The Philanthropist previously published a series of articles on the non-profit sector’s moral obligation to help develop public policy; and in the lead-up to the 2019 election, sector leaders outlined a range of policy priorities. Where possible, they should consider ways to collaborate in advocating for these. As they do, the lessons from our experience may be useful. While there was little time to strategically note these at the time, in hindsight we can identify four factors that contributed to our success:

  1. We relied on the trust that had been developed among executive leaders of the NYSA and their policy staff;
  2. We expanded on a consensus position we had previously developed and advocated for together – in this case, the importance of effective and meaningful youth engagement;
  3. We convened executive leaders and policy staff at the same time, combining decision-making power with the capacity to deliver on decisions in a nimble and timely way; and
  4. We made a strong connection between government priorities and the mission and expertise of NYSA members and commissioned a short poll to demonstrate broad public support for action.

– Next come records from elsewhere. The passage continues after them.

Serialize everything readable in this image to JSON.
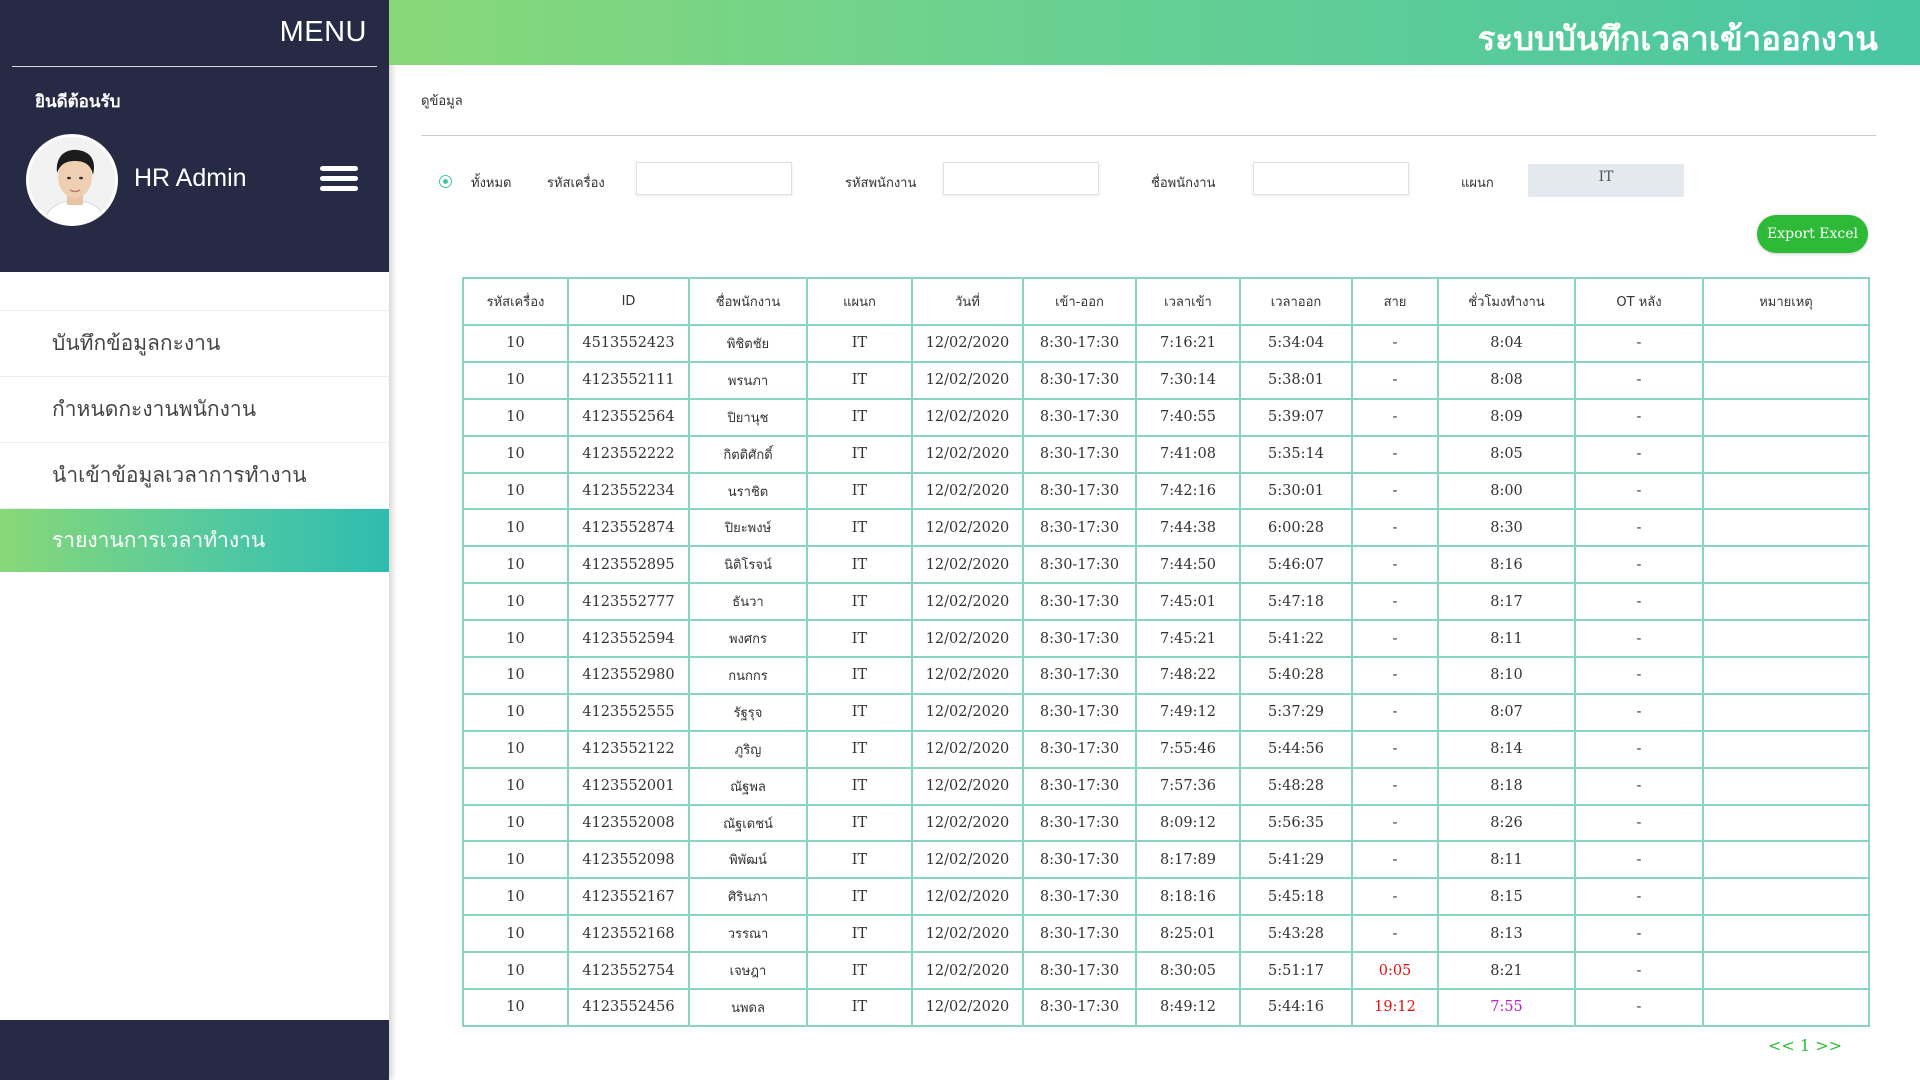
{
  "sidebar": {
    "menu_label": "MENU",
    "welcome": "ยินดีต้อนรับ",
    "user_name": "HR Admin",
    "items": [
      {
        "label": "บันทึกข้อมูลกะงาน"
      },
      {
        "label": "กำหนดกะงานพนักงาน"
      },
      {
        "label": "นำเข้าข้อมูลเวลาการทำงาน"
      },
      {
        "label": "รายงานการเวลาทำงาน"
      }
    ]
  },
  "header": {
    "title": "ระบบบันทึกเวลาเข้าออกงาน"
  },
  "breadcrumb": "ดูข้อมูล",
  "filters": {
    "all_label": "ทั้งหมด",
    "machine_label": "รหัสเครื่อง",
    "employee_id_label": "รหัสพนักงาน",
    "employee_name_label": "ชื่อพนักงาน",
    "dept_label": "แผนก",
    "dept_value": "IT",
    "machine_value": "",
    "employee_id_value": "",
    "employee_name_value": ""
  },
  "export_label": "Export Excel",
  "table": {
    "headers": [
      "รหัสเครื่อง",
      "ID",
      "ชื่อพนักงาน",
      "แผนก",
      "วันที่",
      "เข้า-ออก",
      "เวลาเข้า",
      "เวลาออก",
      "สาย",
      "ชั่วโมงทำงาน",
      "OT หลัง",
      "หมายเหตุ"
    ],
    "rows": [
      [
        "10",
        "4513552423",
        "พิชิตชัย",
        "IT",
        "12/02/2020",
        "8:30-17:30",
        "7:16:21",
        "5:34:04",
        "-",
        "8:04",
        "-",
        ""
      ],
      [
        "10",
        "4123552111",
        "พรนภา",
        "IT",
        "12/02/2020",
        "8:30-17:30",
        "7:30:14",
        "5:38:01",
        "-",
        "8:08",
        "-",
        ""
      ],
      [
        "10",
        "4123552564",
        "ปิยานุช",
        "IT",
        "12/02/2020",
        "8:30-17:30",
        "7:40:55",
        "5:39:07",
        "-",
        "8:09",
        "-",
        ""
      ],
      [
        "10",
        "4123552222",
        "กิตติศักดิ์",
        "IT",
        "12/02/2020",
        "8:30-17:30",
        "7:41:08",
        "5:35:14",
        "-",
        "8:05",
        "-",
        ""
      ],
      [
        "10",
        "4123552234",
        "นราชิต",
        "IT",
        "12/02/2020",
        "8:30-17:30",
        "7:42:16",
        "5:30:01",
        "-",
        "8:00",
        "-",
        ""
      ],
      [
        "10",
        "4123552874",
        "ปิยะพงษ์",
        "IT",
        "12/02/2020",
        "8:30-17:30",
        "7:44:38",
        "6:00:28",
        "-",
        "8:30",
        "-",
        ""
      ],
      [
        "10",
        "4123552895",
        "นิติโรจน์",
        "IT",
        "12/02/2020",
        "8:30-17:30",
        "7:44:50",
        "5:46:07",
        "-",
        "8:16",
        "-",
        ""
      ],
      [
        "10",
        "4123552777",
        "ธันวา",
        "IT",
        "12/02/2020",
        "8:30-17:30",
        "7:45:01",
        "5:47:18",
        "-",
        "8:17",
        "-",
        ""
      ],
      [
        "10",
        "4123552594",
        "พงศกร",
        "IT",
        "12/02/2020",
        "8:30-17:30",
        "7:45:21",
        "5:41:22",
        "-",
        "8:11",
        "-",
        ""
      ],
      [
        "10",
        "4123552980",
        "กนกกร",
        "IT",
        "12/02/2020",
        "8:30-17:30",
        "7:48:22",
        "5:40:28",
        "-",
        "8:10",
        "-",
        ""
      ],
      [
        "10",
        "4123552555",
        "รัฐรุจ",
        "IT",
        "12/02/2020",
        "8:30-17:30",
        "7:49:12",
        "5:37:29",
        "-",
        "8:07",
        "-",
        ""
      ],
      [
        "10",
        "4123552122",
        "ภูริญ",
        "IT",
        "12/02/2020",
        "8:30-17:30",
        "7:55:46",
        "5:44:56",
        "-",
        "8:14",
        "-",
        ""
      ],
      [
        "10",
        "4123552001",
        "ณัฐพล",
        "IT",
        "12/02/2020",
        "8:30-17:30",
        "7:57:36",
        "5:48:28",
        "-",
        "8:18",
        "-",
        ""
      ],
      [
        "10",
        "4123552008",
        "ณัฐเดชน์",
        "IT",
        "12/02/2020",
        "8:30-17:30",
        "8:09:12",
        "5:56:35",
        "-",
        "8:26",
        "-",
        ""
      ],
      [
        "10",
        "4123552098",
        "พิพัฒน์",
        "IT",
        "12/02/2020",
        "8:30-17:30",
        "8:17:89",
        "5:41:29",
        "-",
        "8:11",
        "-",
        ""
      ],
      [
        "10",
        "4123552167",
        "ศิรินภา",
        "IT",
        "12/02/2020",
        "8:30-17:30",
        "8:18:16",
        "5:45:18",
        "-",
        "8:15",
        "-",
        ""
      ],
      [
        "10",
        "4123552168",
        "วรรณา",
        "IT",
        "12/02/2020",
        "8:30-17:30",
        "8:25:01",
        "5:43:28",
        "-",
        "8:13",
        "-",
        ""
      ],
      [
        "10",
        "4123552754",
        "เจษฎา",
        "IT",
        "12/02/2020",
        "8:30-17:30",
        "8:30:05",
        "5:51:17",
        "0:05",
        "8:21",
        "-",
        ""
      ],
      [
        "10",
        "4123552456",
        "นพดล",
        "IT",
        "12/02/2020",
        "8:30-17:30",
        "8:49:12",
        "5:44:16",
        "19:12",
        "7:55",
        "-",
        ""
      ]
    ],
    "late_color": "#e11111",
    "low_hours_color": "#c020c8"
  },
  "pager": {
    "prev": "<<",
    "page": "1",
    "next": ">>"
  }
}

These factors are especially relevant today. This minority government is addressing the biggest challenge Canada has faced in a generation and non-profit organizations that were already stretched too thin are under increased pressure to respond. Collaboration makes sense. Granted, finding common ground is not always easy, but today we are seeing organizations rely on relationships, trust, and common priorities to propose actionable policy solutions to address the COVID-19 pandemic. Organizations are responding to political priorities that intersect with their own mandates and with those of their non-profit peers. Most importantly, non-profits are sharing the work involved in advocating, in rallying support, and in illustrating, for government, the benefit of working collaboratively to implement useful policy ideas.

Taking advantage of policy windows is easier if consensus and trust already exist. Advocacy efforts under minority governments and in crisis situations favour those who are already organized as well as those who can collaborate beyond their own individual brands, with both political and public service officials, and across party lines.